The cleaners and disinfectants being used are in accordance with the CDC and EPA and provide ongoing protection for up to 72 hours.
All highly used areas will be cleaned at least two times per day. Hand sanitizer will be made available at the main doors of every building. There are many other precautions that will be actively taken everyday. Questions can be sent to email@example.com
Student Life – presented by Interim Vice President of Student Life and Development Clare Rahm
Students who are living on campus will have a single room, but only be charged the price of a double room. Students will receive an email on June 22 for room selection.
There are many organizations for student support on campus: American Indian Center, International Student Services, LGBT Resource Center, Multicultural Student Services, Richard Green House, Student Accessibility Services, Veteran Resource Center, and Women’s Center.
The Atwood Memorial Center is open for the summer. Hours are limited and the space is set up for social distancing.
Student organizations are recommended to plan for face to face events and remote options. They are also advised to make sure they are registered and have their officer positions up to date so they can be apart of the decision making process.
Academic Instruction – Dan Gregory and LaVonne Cornell Swanson
Swanson filled in for Provost Gregory on June 5.
Faculty are developing courses for the fall to be offered in person or online.
Swanson shared the University’s hope for fall instruction,
“On-campus instruction will be predominant way students will engage in their education for fall and spring semesters.”
Classrooms are currently being assessed for how they may be utilized such that social distancing can still occur and properly cleaning can be practiced.
Classes that were designed to be online or hybrid for fall will continue in that format. On the other hand, classes that were designed to be in person will be offered in person as long as it can be offered in a safe manner.
D2L Brightspace will be used for every course for the 2020-2021 academic year. Faculty are encouraged to develop those pages so classes can be offered successfully in either format.
Students and faculty who need technology assistance can always reach out to HuskyTech for help.
Information on how courses will be offered should be entered into the system by July 1 and a communication will be sent out to students. At that point, students will know what their fall schedule will look like.
The decision on how courses will be offered in the fall is being made on a course by course basis.
The decision about any online fees will be made in the next few weeks.
IT – Phil Thorson
Microphones and video cameras will be added to classrooms so faculty can offer classes remotely or in a hybrid format if needed. Zoom will also be made accessible in each classroom. More information will be coming later this week.
Events – Jason Woods
Events that typically take place still can, just altered to follow guidelines.
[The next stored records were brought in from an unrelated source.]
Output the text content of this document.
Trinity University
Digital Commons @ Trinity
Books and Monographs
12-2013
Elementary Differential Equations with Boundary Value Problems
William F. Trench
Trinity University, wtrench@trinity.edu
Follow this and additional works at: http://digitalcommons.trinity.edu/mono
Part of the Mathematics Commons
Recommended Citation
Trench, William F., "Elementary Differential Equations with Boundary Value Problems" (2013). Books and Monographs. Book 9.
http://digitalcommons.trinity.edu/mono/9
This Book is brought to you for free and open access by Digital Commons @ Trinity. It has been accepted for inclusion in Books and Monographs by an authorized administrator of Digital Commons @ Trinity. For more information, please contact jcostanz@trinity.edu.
Spring Commencement is still scheduled for August 14. There are currently 350 people signed up for that event. There will be two different sessions and people will be located in three different areas.
Husky 1st 4 is still happening, though it may look a little different.
Athletics and Recreation – Heather Weems
The first priority is to open the strength center and individualized practice spaces; this will occur in phases.
Recruiting is still happening on campus in groups of less than 10 people.
Dome take down is now scheduled for July 13.
More information was shared during the town hall. Only new information was shared in this recap. For all information, please check out the previous town hall recaps.
Anna is a junior at St. Cloud State University and is double majoring in Math Education and Spanish Education, with a minor in Special Education. She is the Managing Editor for the University Chronicle this year. When she is not at campus attending class, working as a learning assistant or math tutor, or writing for the University Chronicle, she enjoys volunteering, reading, being overly competitive at board games, and telling horribly funny puns.